Sunday, February 22, 2009

The Beach at West Edmonton Mall

They arrived in motor coaches from all over windswept central Canada - young and old, housewives and students, waitresses, drug store clerks, grandmothers and construction workers. In winter and in summer they came to the West Edmonton Mall to go to the beach, to sit under palm trees and sip umbrella drinks while waves broke on the sandy shore and heat baked their chilled bodies and warmed their spirits.

I was in Edmonton, Alberta, Canada on business, hosted by the Edmonton Convention and Visitors Bureau. The West Edmonton Mall, one of Edmonton’s most significant assets, is a shopping mall spanning the equivalent of forty-eight city blocks under one roof. At the time I was there it was the largest shopping mall in the world. It housed more than 800 stores and restaurants, a full-size hockey rink where the Edmonton Oilers NHL team practiced, an amusement park with a fourteen-story triple-loop roller coaster, a fantasy hotel where you could sleep in the back of a pickup truck or on a raft in a lagoon, and a beach.

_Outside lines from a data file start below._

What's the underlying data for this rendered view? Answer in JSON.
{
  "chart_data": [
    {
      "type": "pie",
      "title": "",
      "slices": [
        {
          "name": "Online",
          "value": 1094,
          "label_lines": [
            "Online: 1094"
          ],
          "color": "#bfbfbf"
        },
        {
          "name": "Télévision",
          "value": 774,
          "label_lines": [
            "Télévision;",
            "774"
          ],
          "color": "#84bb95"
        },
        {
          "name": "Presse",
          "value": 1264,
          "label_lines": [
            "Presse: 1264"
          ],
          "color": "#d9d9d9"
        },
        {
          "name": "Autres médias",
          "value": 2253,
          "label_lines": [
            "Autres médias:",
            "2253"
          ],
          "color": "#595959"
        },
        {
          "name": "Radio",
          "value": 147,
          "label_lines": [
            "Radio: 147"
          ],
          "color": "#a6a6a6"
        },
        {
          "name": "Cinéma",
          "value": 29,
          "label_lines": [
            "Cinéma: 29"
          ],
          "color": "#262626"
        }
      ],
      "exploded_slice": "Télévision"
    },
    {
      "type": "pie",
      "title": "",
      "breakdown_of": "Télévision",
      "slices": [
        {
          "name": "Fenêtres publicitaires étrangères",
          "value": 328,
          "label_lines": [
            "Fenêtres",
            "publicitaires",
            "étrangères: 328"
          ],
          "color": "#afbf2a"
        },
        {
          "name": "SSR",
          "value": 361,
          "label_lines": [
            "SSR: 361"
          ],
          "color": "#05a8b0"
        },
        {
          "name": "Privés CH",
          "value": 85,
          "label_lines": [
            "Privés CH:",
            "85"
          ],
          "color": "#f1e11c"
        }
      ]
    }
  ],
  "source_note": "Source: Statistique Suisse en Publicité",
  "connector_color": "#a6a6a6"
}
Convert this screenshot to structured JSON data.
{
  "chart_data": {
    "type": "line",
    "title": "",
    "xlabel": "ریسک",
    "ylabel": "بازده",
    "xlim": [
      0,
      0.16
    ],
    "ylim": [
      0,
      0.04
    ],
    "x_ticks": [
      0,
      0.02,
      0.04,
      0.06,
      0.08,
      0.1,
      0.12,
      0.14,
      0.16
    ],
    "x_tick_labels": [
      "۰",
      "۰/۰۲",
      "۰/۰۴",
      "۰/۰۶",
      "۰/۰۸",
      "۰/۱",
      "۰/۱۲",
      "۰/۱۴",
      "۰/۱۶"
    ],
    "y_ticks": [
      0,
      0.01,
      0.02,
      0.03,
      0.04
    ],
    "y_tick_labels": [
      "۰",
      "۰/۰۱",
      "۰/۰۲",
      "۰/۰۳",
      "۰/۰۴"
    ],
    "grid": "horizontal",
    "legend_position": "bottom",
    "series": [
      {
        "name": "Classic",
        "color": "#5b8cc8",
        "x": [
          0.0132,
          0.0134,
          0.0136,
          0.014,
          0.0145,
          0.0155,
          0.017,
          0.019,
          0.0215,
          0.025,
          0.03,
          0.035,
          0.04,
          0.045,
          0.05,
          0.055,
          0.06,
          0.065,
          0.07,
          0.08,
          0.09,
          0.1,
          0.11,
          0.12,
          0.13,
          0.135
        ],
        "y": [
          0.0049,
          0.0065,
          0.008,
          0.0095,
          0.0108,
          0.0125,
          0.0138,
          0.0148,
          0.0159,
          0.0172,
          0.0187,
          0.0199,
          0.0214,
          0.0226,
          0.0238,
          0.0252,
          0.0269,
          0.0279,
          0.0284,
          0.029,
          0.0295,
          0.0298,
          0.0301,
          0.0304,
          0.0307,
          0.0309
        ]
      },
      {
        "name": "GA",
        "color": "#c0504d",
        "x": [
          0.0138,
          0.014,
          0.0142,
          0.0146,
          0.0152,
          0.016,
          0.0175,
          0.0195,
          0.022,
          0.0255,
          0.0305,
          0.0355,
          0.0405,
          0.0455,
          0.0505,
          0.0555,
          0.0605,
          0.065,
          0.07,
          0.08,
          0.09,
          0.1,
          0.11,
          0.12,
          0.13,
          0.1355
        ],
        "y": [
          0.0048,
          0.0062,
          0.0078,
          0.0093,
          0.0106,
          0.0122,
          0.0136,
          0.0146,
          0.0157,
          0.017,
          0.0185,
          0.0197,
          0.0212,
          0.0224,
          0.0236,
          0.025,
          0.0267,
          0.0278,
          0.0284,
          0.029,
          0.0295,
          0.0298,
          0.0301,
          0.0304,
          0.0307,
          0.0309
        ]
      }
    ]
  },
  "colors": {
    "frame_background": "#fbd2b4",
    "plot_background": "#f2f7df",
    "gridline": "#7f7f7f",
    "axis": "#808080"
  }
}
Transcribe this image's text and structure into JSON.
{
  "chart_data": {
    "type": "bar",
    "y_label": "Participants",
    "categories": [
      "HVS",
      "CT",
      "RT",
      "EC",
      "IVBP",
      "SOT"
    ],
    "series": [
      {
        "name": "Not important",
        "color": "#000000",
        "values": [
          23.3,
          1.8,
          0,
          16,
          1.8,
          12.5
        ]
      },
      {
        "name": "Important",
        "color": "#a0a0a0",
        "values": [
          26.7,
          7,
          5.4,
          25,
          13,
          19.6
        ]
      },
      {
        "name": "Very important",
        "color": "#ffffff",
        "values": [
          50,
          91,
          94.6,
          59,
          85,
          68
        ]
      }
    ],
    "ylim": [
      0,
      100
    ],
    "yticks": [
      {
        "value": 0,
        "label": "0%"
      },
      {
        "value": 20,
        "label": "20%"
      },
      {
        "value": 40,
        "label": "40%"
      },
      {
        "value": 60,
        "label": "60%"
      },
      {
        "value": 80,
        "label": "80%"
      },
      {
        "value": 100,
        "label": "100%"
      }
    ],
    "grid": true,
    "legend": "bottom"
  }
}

The beach was fashioned after Waikiki Beach in Honolulu, Hawaii. Long and curved, it was covered with soft white sand and real palm trees waving in a gentle breeze. Waves lapped lazily against the shore, unless there was a surfing contest scheduled. Then wave machines under the water produced six-footers and teenagers paddled out on their boards and rode the waves in. Tanning lights replaced the sun, and there was never the disappointment of a rainy day. The beach was surrounded by glass.

On this day I peered through the steamy glass wall of the beach. A motor coach began to unload and a stream of people wearing heavy coats crowded through the door, kids running and yelling and women shouting at them to slow down or they would slip and fall. I spoke with an older woman in a parka wearing sunglasses and carrying a plastic beach bag and a pillow.

“How do you like this beach?” I asked her. “Have you come here before?”

She nodded, a little cautious about talking to a stranger. “It’s a nice place, and a bit of sun does me good.”

“Is it just as good as a real beach? I guess we’re a long way from a real beach here.”

“Well, I know about real beaches, I can tell you! I flew the airplane to Mexico once. The sand fleas bit me to pieces and I got sick from the food. Never again! Here I can just get on the coach and I’m here in a couple of hours. I have friends on the coach and we play cards. It’s a break from the cold.”

“Do you stay here at the Mall then?”

“Yes, I’m going to sleep in the back of a pickup truck tonight!” She smiled, excited. “You know, they have those rooms in the hotel. Haven’t slept in a pickup truck since, well….since I was a young girl.”

Her smile was suddenly embarrassed and her shyness returned. She hurried through the door into the beach. Apparently the pickup truck brought back fond memories.

I chose to sleep on the raft in the lagoon, another illusion that was accomplished with mirrors and lavish creativity. Indeed much of the floor and the entire ceiling in my very large room were covered in mirrors. There was a six-foot waterfall into the rock hot tub next to the mirror lagoon my king-size bed sat on, with ferns and the sounds of tropical birds. No birds, though, just the sounds. It appeared it was going to be tricky getting into bed, but once I reminded myself that the water was a mirror I just “waded” in. Alas, I was there alone.


The next day, after buying more than I had intended, I went to the beach myself. As I settled under my palm tree, I noticed no one there was quite as white-skinned as I was – the tanning lights were on the job. A lovely young woman in shorts and a bikini top took my drink order and the strains of a slack-key guitar wafted through the air. The high notes of children on the waterslides at the far end of the beach tinkled in the distance, and added to, rather than disturbed, my tranquility. I sat back, looked around and said to myself, not bad. Not real, but not bad. An illusion of Hawaii, bringing some warmth to the windswept plains of central Canada.